Six refuges sont finalement bâtis entre 1857 et 1858, tous conçus sur le même plan architectural : cave, rez-de-chaussée avec salle commune, cuisine et écuries, étage avec logement du gardien et chambres pour les voyageurs. Chaque établissement est régi par un règlement prescrivant au gardien de sonner la cloche à intervalles réguliers en temps de brouillard et d’allumer un fanal pour guider les voyageurs la nuit. Aujourd’hui, quatre de ces bâtisses existent encore : aux cols de Vars, d’Izoard, de Manse et du Noyer. Les refuges des cols Agnel et Lacroix ont, eux, disparu ou ne laissent que des ruines.

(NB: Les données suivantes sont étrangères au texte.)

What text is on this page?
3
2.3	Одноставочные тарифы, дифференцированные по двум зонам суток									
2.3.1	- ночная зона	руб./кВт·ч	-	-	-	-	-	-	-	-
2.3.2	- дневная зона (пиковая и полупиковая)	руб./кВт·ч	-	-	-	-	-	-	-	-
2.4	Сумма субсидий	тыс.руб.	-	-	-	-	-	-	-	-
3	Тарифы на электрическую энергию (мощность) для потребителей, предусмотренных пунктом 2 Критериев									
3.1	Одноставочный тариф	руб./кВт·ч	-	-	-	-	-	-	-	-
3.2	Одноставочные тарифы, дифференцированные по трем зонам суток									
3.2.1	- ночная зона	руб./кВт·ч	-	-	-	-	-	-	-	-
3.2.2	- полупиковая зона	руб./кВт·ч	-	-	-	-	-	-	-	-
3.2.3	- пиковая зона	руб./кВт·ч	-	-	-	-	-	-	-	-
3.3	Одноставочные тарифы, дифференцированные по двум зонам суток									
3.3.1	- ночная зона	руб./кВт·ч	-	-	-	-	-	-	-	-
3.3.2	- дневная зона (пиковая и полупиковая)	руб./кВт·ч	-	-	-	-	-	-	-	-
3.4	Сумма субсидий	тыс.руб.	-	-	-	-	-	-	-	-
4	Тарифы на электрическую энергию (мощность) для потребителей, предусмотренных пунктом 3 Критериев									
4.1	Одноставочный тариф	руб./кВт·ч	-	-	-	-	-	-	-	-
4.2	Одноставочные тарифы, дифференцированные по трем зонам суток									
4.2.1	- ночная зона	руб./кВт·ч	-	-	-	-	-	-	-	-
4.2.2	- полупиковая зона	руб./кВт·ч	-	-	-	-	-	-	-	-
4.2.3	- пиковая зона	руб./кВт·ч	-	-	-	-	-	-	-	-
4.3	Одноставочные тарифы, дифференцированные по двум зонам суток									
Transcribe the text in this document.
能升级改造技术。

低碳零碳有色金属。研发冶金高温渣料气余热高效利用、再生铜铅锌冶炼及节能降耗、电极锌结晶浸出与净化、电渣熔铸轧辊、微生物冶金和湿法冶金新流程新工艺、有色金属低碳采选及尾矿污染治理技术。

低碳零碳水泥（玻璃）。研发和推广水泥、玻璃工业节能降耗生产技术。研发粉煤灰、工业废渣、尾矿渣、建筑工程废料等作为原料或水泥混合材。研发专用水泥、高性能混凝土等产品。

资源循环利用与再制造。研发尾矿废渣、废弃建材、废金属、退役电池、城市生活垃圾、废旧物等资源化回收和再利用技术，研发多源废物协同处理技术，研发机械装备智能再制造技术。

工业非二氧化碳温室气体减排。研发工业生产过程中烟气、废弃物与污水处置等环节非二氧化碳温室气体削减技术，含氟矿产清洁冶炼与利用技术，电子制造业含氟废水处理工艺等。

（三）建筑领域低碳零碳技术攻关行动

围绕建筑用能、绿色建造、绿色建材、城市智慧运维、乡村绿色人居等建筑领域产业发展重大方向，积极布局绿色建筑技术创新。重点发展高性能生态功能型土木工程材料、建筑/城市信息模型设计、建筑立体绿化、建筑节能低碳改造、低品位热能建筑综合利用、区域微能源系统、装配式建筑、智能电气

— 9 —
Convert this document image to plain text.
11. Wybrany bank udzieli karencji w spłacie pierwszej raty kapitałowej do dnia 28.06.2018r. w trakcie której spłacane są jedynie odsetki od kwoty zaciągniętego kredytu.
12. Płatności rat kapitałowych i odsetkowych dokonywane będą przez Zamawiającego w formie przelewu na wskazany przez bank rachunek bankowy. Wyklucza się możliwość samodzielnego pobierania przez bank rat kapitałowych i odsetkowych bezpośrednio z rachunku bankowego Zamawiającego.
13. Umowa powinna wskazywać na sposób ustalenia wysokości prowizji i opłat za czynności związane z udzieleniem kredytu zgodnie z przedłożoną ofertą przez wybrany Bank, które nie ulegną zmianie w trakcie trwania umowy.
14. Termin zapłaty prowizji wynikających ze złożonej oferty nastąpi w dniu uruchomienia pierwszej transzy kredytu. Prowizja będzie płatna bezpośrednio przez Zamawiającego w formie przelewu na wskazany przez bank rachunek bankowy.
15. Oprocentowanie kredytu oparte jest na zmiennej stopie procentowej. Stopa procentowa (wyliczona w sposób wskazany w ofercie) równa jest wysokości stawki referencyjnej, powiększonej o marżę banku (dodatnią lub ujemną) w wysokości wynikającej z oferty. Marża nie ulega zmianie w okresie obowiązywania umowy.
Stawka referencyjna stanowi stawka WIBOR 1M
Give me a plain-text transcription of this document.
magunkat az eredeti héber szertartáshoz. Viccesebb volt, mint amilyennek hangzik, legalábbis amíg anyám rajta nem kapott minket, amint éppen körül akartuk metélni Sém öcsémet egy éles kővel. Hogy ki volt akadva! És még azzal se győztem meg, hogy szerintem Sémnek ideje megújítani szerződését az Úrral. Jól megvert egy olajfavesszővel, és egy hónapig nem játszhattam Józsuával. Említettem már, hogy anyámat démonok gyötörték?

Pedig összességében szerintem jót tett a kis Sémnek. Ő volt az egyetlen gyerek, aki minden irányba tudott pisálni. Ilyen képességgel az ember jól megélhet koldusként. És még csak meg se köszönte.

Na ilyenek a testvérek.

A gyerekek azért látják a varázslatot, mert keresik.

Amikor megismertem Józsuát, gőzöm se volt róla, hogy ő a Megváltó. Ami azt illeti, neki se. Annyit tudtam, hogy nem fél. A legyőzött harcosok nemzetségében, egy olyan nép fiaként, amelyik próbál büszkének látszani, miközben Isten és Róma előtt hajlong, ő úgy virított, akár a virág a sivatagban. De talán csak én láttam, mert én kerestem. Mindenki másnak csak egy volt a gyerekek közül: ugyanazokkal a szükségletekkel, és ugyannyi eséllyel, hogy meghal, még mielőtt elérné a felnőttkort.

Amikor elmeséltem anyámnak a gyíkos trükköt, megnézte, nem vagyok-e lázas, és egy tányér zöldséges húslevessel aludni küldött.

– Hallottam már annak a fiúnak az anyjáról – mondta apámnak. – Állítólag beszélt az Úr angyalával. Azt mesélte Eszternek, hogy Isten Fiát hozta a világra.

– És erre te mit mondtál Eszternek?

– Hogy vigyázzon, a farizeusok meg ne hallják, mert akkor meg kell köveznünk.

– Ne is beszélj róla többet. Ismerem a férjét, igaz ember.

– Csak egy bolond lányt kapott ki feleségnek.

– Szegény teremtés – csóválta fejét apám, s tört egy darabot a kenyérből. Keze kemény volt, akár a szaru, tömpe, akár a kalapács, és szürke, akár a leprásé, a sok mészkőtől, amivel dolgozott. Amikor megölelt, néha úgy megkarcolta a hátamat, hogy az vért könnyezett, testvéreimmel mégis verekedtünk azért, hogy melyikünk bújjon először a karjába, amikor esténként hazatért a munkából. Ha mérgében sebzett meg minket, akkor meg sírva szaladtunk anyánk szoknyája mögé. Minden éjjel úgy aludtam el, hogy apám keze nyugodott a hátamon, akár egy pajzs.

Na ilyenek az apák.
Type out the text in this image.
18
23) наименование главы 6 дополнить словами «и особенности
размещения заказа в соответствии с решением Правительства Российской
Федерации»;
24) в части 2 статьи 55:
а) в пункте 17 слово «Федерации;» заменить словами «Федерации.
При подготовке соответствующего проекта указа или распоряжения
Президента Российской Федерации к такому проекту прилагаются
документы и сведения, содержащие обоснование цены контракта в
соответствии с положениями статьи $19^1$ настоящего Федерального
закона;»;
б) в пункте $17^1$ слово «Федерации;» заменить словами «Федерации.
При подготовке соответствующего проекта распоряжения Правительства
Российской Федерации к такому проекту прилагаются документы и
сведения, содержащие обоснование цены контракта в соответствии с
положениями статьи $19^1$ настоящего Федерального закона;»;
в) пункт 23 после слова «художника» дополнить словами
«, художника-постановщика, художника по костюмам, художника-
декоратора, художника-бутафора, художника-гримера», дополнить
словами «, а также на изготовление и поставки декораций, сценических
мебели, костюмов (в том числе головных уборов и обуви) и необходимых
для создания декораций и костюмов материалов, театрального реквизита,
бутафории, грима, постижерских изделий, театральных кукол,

Les refuges Napoléon encore debout dans les Hautes-Alpes
Pour mieux saisir l’étendue de ce réseau historique, voici un tableau comparatif des quatre refuges Napoléon toujours accessibles :
| Refuge | Col | Altitude | Accès hiver | Services actuels |
|---|---|---|---|---|
| Refuge Napoléon de Vars | Col de Vars | 1 990 m | Route ouverte / navette ski | Hôtel, restaurant, bar, terrasse |
| Refuge Napoléon de l’Izoard | Col d’Izoard | 2 290 m | Raquettes, ski de fond (~1h30) | Chambres, restaurant, luges prêtées |
| Refuge Napoléon de Manse | Col de Manse | 1 268 m | Route accessible | Variable selon saison |
| Refuge Napoléon du Noyer | Col du Noyer | 1 664 m | Route accessible | Reconstruit, services limités |
Le refuge Napoléon du col d’Izoard : une halte mythique sur la Route des Grandes Alpes
Perché à 2 290 mètres d’altitude sur la D902 reliant le Briançonnais au Queyras, le refuge Napoléon du col d’Izoard est le plus élevé des six construits au XIXe siècle. C’est aussi l’un des points de passage les plus photographiés des Alpes françaises : la terrasse surplombe les derniers lacets d’une montée que le Tour de France a gravie à 36 reprises, et les amateurs de cyclisme reconnaissent immédiatement les virages de la Casse Déserte, ce paysage lunaire classé qui débute quelques centaines de mètres au-delà.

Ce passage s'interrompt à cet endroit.